I like how you talk about barely ever getting tired of cooking. I think that's something that applies to lots of us, yet we rarely actually stop to think about it. In cooking, there is always so much to learn.
Thanks so much for this! I used to work for a lovely Polish woman who cooked cabbage in some different form every day. I miss it so much, and yet hadn't researched any good cabbage recipes on my own. Greatly appreciated.
Thank you for this Heidi and amen to your thoughts on cooking. It is my meditation and my gift to myself and my family and friends. By the way, I am in deep mourning about the loss of Gourmet magazine which I have been reading for 40 plus years. Your blog is providing some significant solace by inspiring my cooking regularly.
I love your website, and this recipe looks great. One question, though: The pictures here for this website look like radicchio to me, not red cabbage. Did you use radicchio instead?

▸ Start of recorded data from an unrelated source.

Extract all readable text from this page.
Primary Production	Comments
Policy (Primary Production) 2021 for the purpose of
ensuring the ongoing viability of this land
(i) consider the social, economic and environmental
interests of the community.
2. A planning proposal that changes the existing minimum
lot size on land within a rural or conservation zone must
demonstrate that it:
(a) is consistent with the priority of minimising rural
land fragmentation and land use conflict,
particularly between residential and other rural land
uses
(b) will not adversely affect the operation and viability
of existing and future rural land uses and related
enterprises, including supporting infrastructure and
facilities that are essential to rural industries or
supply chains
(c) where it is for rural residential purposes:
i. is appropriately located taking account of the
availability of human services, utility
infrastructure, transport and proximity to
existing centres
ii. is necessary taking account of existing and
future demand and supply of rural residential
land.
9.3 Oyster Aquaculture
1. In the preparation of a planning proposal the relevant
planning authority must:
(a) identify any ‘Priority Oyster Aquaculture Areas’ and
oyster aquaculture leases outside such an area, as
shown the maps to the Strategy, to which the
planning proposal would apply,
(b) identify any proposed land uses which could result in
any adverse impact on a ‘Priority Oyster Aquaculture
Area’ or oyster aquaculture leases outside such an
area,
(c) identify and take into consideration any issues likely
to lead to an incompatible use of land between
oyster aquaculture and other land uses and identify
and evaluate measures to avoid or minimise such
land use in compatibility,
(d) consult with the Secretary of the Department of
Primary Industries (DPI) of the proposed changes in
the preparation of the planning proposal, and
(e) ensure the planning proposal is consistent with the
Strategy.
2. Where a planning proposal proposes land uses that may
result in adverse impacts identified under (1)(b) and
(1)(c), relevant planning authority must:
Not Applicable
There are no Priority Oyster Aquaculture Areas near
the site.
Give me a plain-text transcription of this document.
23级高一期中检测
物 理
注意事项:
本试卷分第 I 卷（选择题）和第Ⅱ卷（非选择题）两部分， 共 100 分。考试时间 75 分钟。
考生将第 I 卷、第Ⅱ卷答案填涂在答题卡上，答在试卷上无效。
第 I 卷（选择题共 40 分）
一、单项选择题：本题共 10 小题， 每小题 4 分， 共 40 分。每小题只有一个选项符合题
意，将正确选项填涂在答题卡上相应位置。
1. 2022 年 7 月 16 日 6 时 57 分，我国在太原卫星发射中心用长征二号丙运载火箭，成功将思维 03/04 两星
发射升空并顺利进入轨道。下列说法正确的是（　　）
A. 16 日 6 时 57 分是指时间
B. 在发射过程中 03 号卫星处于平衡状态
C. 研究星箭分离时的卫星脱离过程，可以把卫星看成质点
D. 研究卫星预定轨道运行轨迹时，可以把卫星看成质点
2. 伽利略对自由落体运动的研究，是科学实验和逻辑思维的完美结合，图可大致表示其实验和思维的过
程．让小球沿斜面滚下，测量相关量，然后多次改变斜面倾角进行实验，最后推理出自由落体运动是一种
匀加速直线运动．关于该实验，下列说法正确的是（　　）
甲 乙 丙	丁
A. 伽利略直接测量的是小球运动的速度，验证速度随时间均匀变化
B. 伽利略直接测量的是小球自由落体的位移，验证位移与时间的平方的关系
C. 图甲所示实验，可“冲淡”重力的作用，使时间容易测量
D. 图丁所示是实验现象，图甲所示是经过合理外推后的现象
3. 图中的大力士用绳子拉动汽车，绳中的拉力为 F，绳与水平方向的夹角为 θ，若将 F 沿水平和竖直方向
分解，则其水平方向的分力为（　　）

Mmm...looks great. What is Tassajara? Tassajara is a Zen Mountain Center, a legendary Buddhist monastery set deep in California's Ventana Wilderness, is famous for its healthy gourmet vegetarian cuisine.
This looks fantastic, as always! And I agree - it helps to try out new things one night and stick to the tried and true things other nights, makes cooking more interesting that way!
Looks delish! From the picture it looks more like radicchio than the red cabbage you get here in Scotland - looks much finer and lighter. Cheers for recipe. HS: Hi Emma, you can use either really.
I'm part Danish and have made "Danish Red Cabbage" which is usually served at Christmas. It's somewhat similar in ingredients, but without the sunflower seeds, rosemary, raisins, garlic and cheese. But it would be interesting to mix it up this way--I'll have to try it.